Gabriel reached out as if to place his hand on Sabira’s shoulder, but pulled back. “Everyone reacts to grief in their own way, at their own pace.”
“Is that what this is?” Sabira sucked the meaty inside of her cheek, feeling the sharp ridges of her teeth against tender flesh. Imagined biting hard and fast. Imagined the blood filling her mouth. Choking her throat.
“Among other things, yes. Grief. Trauma. Zonte was . . . Zonte was loved.”
“Yes, he was.”
Razor-sharp thoughts cut through Sabira’s mind, carving raw pathways she didn’t want to follow, leading to conclusions she didn’t want to find.

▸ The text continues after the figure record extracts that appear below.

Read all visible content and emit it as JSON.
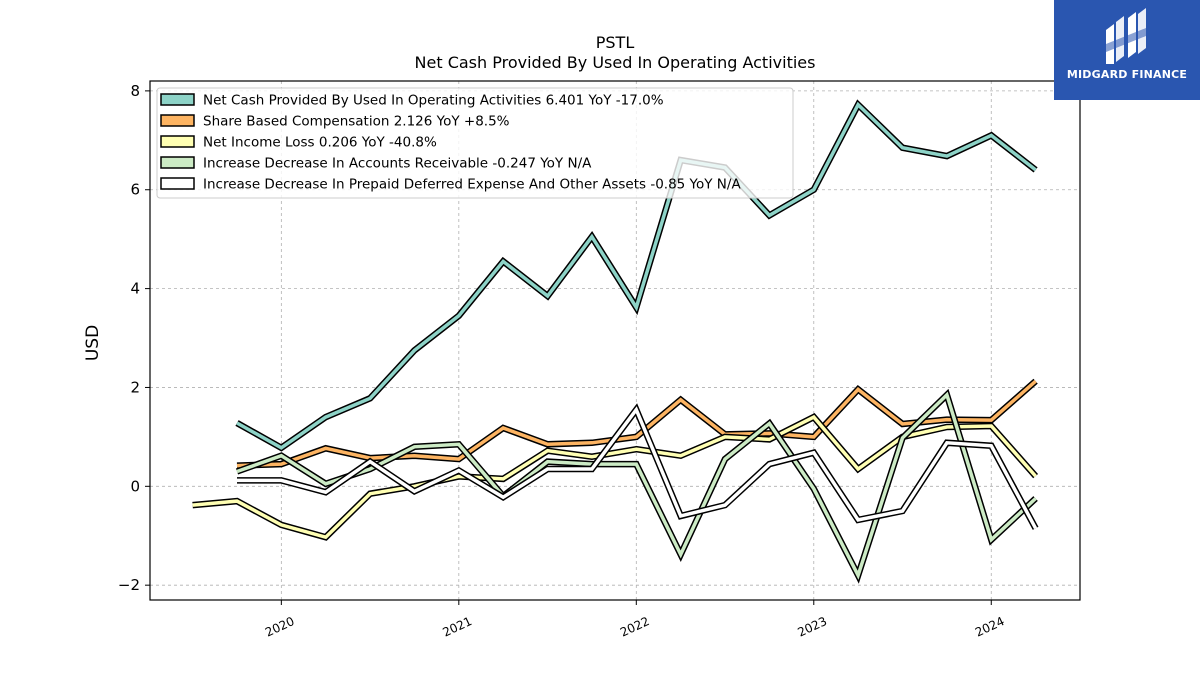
{
  "chart_data": {
    "type": "line",
    "title": "PSTL",
    "subtitle": "Net Cash Provided By Used In Operating Activities",
    "xlabel": "",
    "ylabel": "USD",
    "xlim": [
      2019.26,
      2024.5
    ],
    "ylim": [
      -2.3,
      8.2
    ],
    "x_ticks": [
      2020,
      2021,
      2022,
      2023,
      2024
    ],
    "x_tick_labels": [
      "2020",
      "2021",
      "2022",
      "2023",
      "2024"
    ],
    "y_ticks": [
      -2,
      0,
      2,
      4,
      6,
      8
    ],
    "y_tick_labels": [
      "−2",
      "0",
      "2",
      "4",
      "6",
      "8"
    ],
    "grid": true,
    "legend_position": "top-left",
    "series": [
      {
        "name": "Net Cash Provided By Used In Operating Activities",
        "legend": "Net Cash Provided By Used In Operating Activities  6.401 YoY -17.0%",
        "color": "#8dd3c7",
        "x": [
          2019.75,
          2020.0,
          2020.25,
          2020.5,
          2020.75,
          2021.0,
          2021.25,
          2021.5,
          2021.75,
          2022.0,
          2022.25,
          2022.5,
          2022.75,
          2023.0,
          2023.25,
          2023.5,
          2023.75,
          2024.0,
          2024.25
        ],
        "values": [
          1.28,
          0.78,
          1.4,
          1.78,
          2.75,
          3.45,
          4.55,
          3.85,
          5.05,
          3.62,
          6.6,
          6.45,
          5.48,
          6.0,
          7.72,
          6.85,
          6.68,
          7.1,
          6.401
        ]
      },
      {
        "name": "Share Based Compensation",
        "legend": "Share Based Compensation  2.126 YoY +8.5%",
        "color": "#fdb462",
        "x": [
          2019.75,
          2020.0,
          2020.25,
          2020.5,
          2020.75,
          2021.0,
          2021.25,
          2021.5,
          2021.75,
          2022.0,
          2022.25,
          2022.5,
          2022.75,
          2023.0,
          2023.25,
          2023.5,
          2023.75,
          2024.0,
          2024.25
        ],
        "values": [
          0.42,
          0.45,
          0.77,
          0.57,
          0.62,
          0.55,
          1.18,
          0.85,
          0.88,
          1.0,
          1.75,
          1.05,
          1.07,
          1.0,
          1.96,
          1.26,
          1.35,
          1.34,
          2.126
        ]
      },
      {
        "name": "Net Income Loss",
        "legend": "Net Income Loss  0.206 YoY -40.8%",
        "color": "#ffffb3",
        "x": [
          2019.5,
          2019.75,
          2020.0,
          2020.25,
          2020.5,
          2020.75,
          2021.0,
          2021.25,
          2021.5,
          2021.75,
          2022.0,
          2022.25,
          2022.5,
          2022.75,
          2023.0,
          2023.25,
          2023.5,
          2023.75,
          2024.0,
          2024.25
        ],
        "values": [
          -0.38,
          -0.3,
          -0.78,
          -1.03,
          -0.15,
          0.0,
          0.2,
          0.15,
          0.72,
          0.6,
          0.75,
          0.62,
          1.0,
          0.95,
          1.4,
          0.35,
          1.0,
          1.2,
          1.22,
          0.206
        ]
      },
      {
        "name": "Increase Decrease In Accounts Receivable",
        "legend": "Increase Decrease In Accounts Receivable  -0.247 YoY N/A",
        "color": "#ccebc5",
        "x": [
          2019.75,
          2020.0,
          2020.25,
          2020.5,
          2020.75,
          2021.0,
          2021.25,
          2021.5,
          2021.75,
          2022.0,
          2022.25,
          2022.5,
          2022.75,
          2023.0,
          2023.25,
          2023.5,
          2023.75,
          2024.0,
          2024.25
        ],
        "values": [
          0.3,
          0.62,
          0.05,
          0.35,
          0.8,
          0.85,
          -0.2,
          0.5,
          0.45,
          0.45,
          -1.38,
          0.55,
          1.27,
          -0.05,
          -1.8,
          0.98,
          1.85,
          -1.08,
          -0.247
        ]
      },
      {
        "name": "Increase Decrease In Prepaid Deferred Expense And Other Assets",
        "legend": "Increase Decrease In Prepaid Deferred Expense And Other Assets  -0.85 YoY N/A",
        "color": "#ffffff",
        "x": [
          2019.75,
          2020.0,
          2020.25,
          2020.5,
          2020.75,
          2021.0,
          2021.25,
          2021.5,
          2021.75,
          2022.0,
          2022.25,
          2022.5,
          2022.75,
          2023.0,
          2023.25,
          2023.5,
          2023.75,
          2024.0,
          2024.25
        ],
        "values": [
          0.12,
          0.12,
          -0.12,
          0.5,
          -0.1,
          0.32,
          -0.22,
          0.35,
          0.35,
          1.55,
          -0.6,
          -0.38,
          0.45,
          0.68,
          -0.68,
          -0.5,
          0.88,
          0.82,
          -0.85
        ]
      }
    ]
  },
  "logo": {
    "text": "MIDGARD FINANCE",
    "background": "#2a56b0"
  }
}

Gabriel’s handsome lips twisted in concern. His eyes met hers, gold flashing around dark pupils, catching specks of starlight. With all the beauty of the universe around them, his attention remained focused on her.
Someone still sees me.
Sabira cupped the back of his neck in both hands and pulled his lips to hers. His breath was warm and so very close when his hands braced against her shoulders, stopping her with the slightest pressure.
“I’m sorry.” He eased back, gliding from her embrace.
“No, I . . .”
“I’m flattered. Honored even. But even if . . . I can’t. You are a political refugee in my care. It would be unethical on my part.”
Sabira backed away, rubbing the line of her scarred breast. “I’m the one who’s sorry.”
Again, that weight of unfamiliarity draped itself over everything. Even the stars weren’t right.
“I’m sorry.” Her voice coarse, her throat raw. “I’m sorry.”
Humiliation blooming hot on her cheeks, she hurried from the observation deck, leaving Gabriel as a silhouette, backlit by the blood-red smear of the nebula.